Namun, sejumlah analis menilai bahwa peningkatan permintaan dari India belum cukup kuat untuk menutupi penurunan permintaan dari China, yang merupakan konsumen batu bara terbesar dunia. Jika permintaan China terus melambat, pasar global bisa kembali mengalami tekanan pada kuartal mendatang.
Ketidakpastian Masih Membayangi
Meskipun saat ini harga menunjukkan tren menguat, para pelaku pasar tetap harus mewaspadai potensi volatilitas.
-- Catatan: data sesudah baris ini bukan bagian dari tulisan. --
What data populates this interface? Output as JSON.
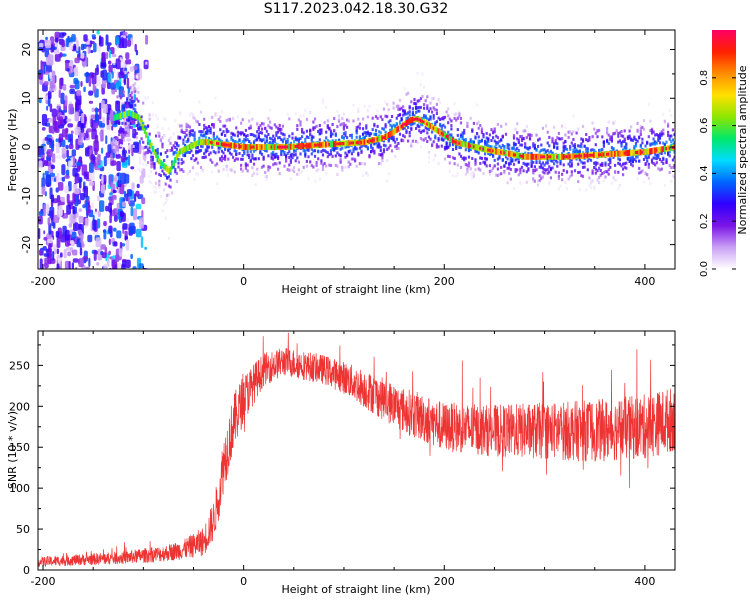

Beberapa faktor yang perlu dicermati adalah perkembangan geopolitik, kebijakan ekspor-impor di negara-negara utama penghasil batu bara, serta arah kebijakan transisi energi di berbagai belahan dunia.
Sementara itu, Menteri BUMN Erick Thohir juga mengingatkan bahwa ketegangan geopolitik seperti konflik India-Pakistan bisa memberikan tekanan tambahan terhadap ekspor komoditas, termasuk batu bara dan kelapa sawit.
“Ketegangan di kawasan Asia Selatan bisa berdampak langsung terhadap volume ekspor kita. Pelaku usaha perlu siap menghadapi berbagai skenario yang mungkin terjadi,” ujar Erick Thohir dalam pernyataan resmi belum lama ini.
Lonjakan harga batu bara yang terjadi pada awal Mei 2025 menjadi indikasi bahwa pasar masih sangat dipengaruhi oleh dinamika pasokan dan permintaan global. Gangguan pasokan dari Australia, kebijakan energi India, serta prediksi pertumbuhan jangka panjang memberikan sentimen positif yang menopang harga. Namun demikian, ancaman penurunan permintaan dari Tiongkok dan faktor-faktor global lainnya masih akan menjadi tantangan bagi keberlanjutan tren kenaikan ini.
Dengan demikian, pelaku industri, eksportir, dan investor disarankan untuk terus mencermati perkembangan terkini serta memperkuat strategi mitigasi risiko dalam menghadapi volatilitas pasar batu bara yang masih tinggi.